Gabrielle Hébert, née d’Uckermann (attitré à), Ernest Hébert et un chien, 1er août 1905, 1905, 8,7 x 8,6 cm, musée Ernest-Hébert, en dépôt au musée d’Orsay, Paris, © RMN-Grand Palais (musée d’Orsay) © Photo : Stéphane Maréchalle
Enfin, G. Hébert, qui ne s’affirmait pas comme une artiste en tant que telle, avait visiblement développé un grand intérêt pour la technique photographique : elle aurait eu recours à plusieurs chambres différentes afin de jouer sur les avantages respectifs de chaque appareil ; il lui arrivait également de couper ou de recadrer des clichés et de réaliser plusieurs tirages d’une même photographie en utilisant des virages distincts4. Des traces sur des négatifs rendent d’ailleurs compte de retouches et d’une recherche que l’on pourrait qualifier d’artistique. De plus, elle prenait grand soin de ses photographies, qu’elle annotait consciencieusement et qu’elle rangeait dans des albums, ainsi que de ses négatifs sur verre, classés et conservés dans des boîtes étiquetées.
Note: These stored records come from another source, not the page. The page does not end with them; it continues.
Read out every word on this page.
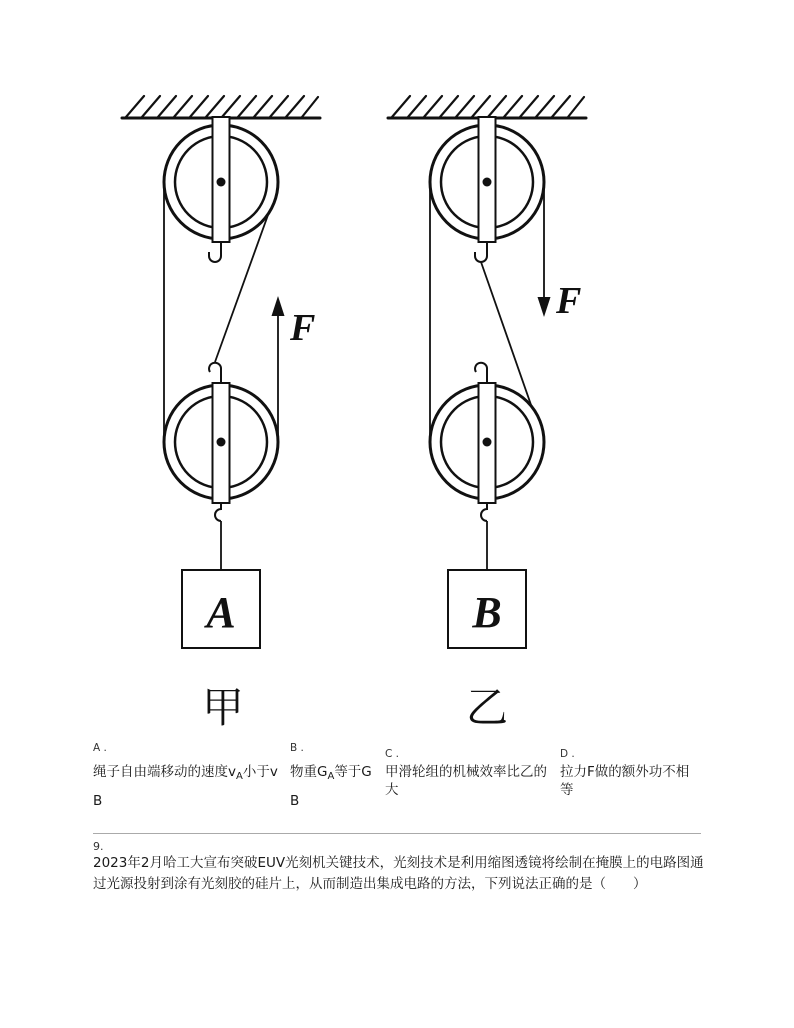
A
F
甲
B
F
乙
A .
绳子自由端移动的速度$v_A$小于v
B
B .
物重$G_A$等于G
B
C .
甲滑轮组的机械效率比乙的
大
D .
拉力F做的额外功不相
等
9.
2023年2月哈工大宣布突破EUV光刻机关键技术，光刻技术是利用缩图透镜将绘制在掩膜上的电路图通
过光源投射到涂有光刻胶的硅片上，从而制造出集成电路的方法，下列说法正确的是（　　）
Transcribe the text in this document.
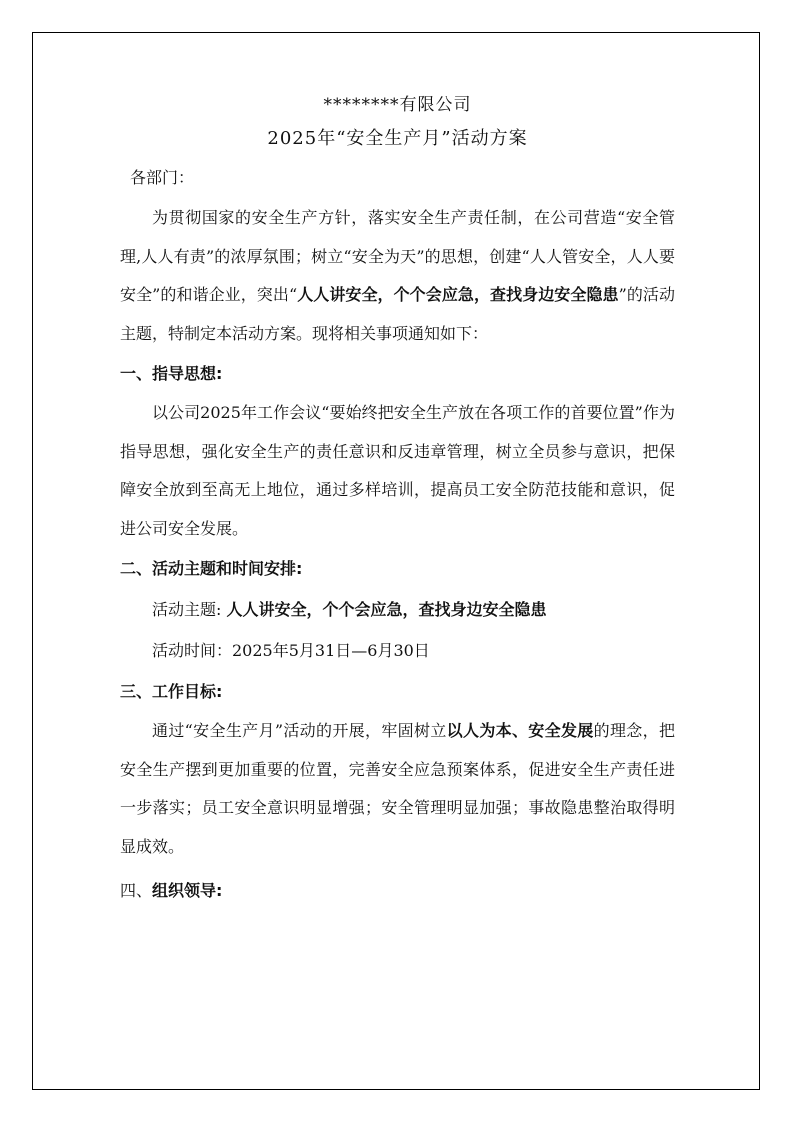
********有限公司
2025年“安全生产月”活动方案

各部门：

为贯彻国家的安全生产方针，落实安全生产责任制，在公司营造“安全管理,人人有责”的浓厚氛围；树立“安全为天”的思想，创建“人人管安全，人人要安全”的和谐企业，突出“人人讲安全，个个会应急，查找身边安全隐患”的活动主题，特制定本活动方案。现将相关事项通知如下：

一、指导思想:

以公司2025年工作会议“要始终把安全生产放在各项工作的首要位置”作为指导思想，强化安全生产的责任意识和反违章管理，树立全员参与意识，把保障安全放到至高无上地位，通过多样培训，提高员工安全防范技能和意识，促进公司安全发展。

二、活动主题和时间安排:

活动主题: 人人讲安全，个个会应急，查找身边安全隐患

活动时间：2025年5月31日—6月30日

三、工作目标:

通过“安全生产月”活动的开展，牢固树立以人为本、安全发展的理念，把安全生产摆到更加重要的位置，完善安全应急预案体系，促进安全生产责任进一步落实；员工安全意识明显增强；安全管理明显加强；事故隐患整治取得明显成效。

四、组织领导:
Cette immense production photographique témoigne donc à la fois de la classe sociale, de l’environnement artistique de G. Hébert, mais aussi de sa condition d’« épouse de… », dont elle semble essayer de s’émanciper. En écho à la double exposition Qui a peur des femmes photographes ? 1839-1945 aux musées d’Orsay et de l’Orangerie5, cette étude, qui ne prétend pas être complète ou exhaustive, permet cependant de reconsidérer la place des femmes dans la démocratisation du médium photographique au tournant du XIXe siècle.
Mémoire de recherche de master 1, dirigé par Dominique de Font-Réaulx, coencadré par Marie Robert et Yves Badetz, et soutenu par Sophie Leromain, le 31 mai 2017, au sein de l’École du Louvre (Paris), sous le titre À l’ombre d’Ernest : Gabrielle Hébert (1853-1934), la production d’une femme photographe, épouse de peintre.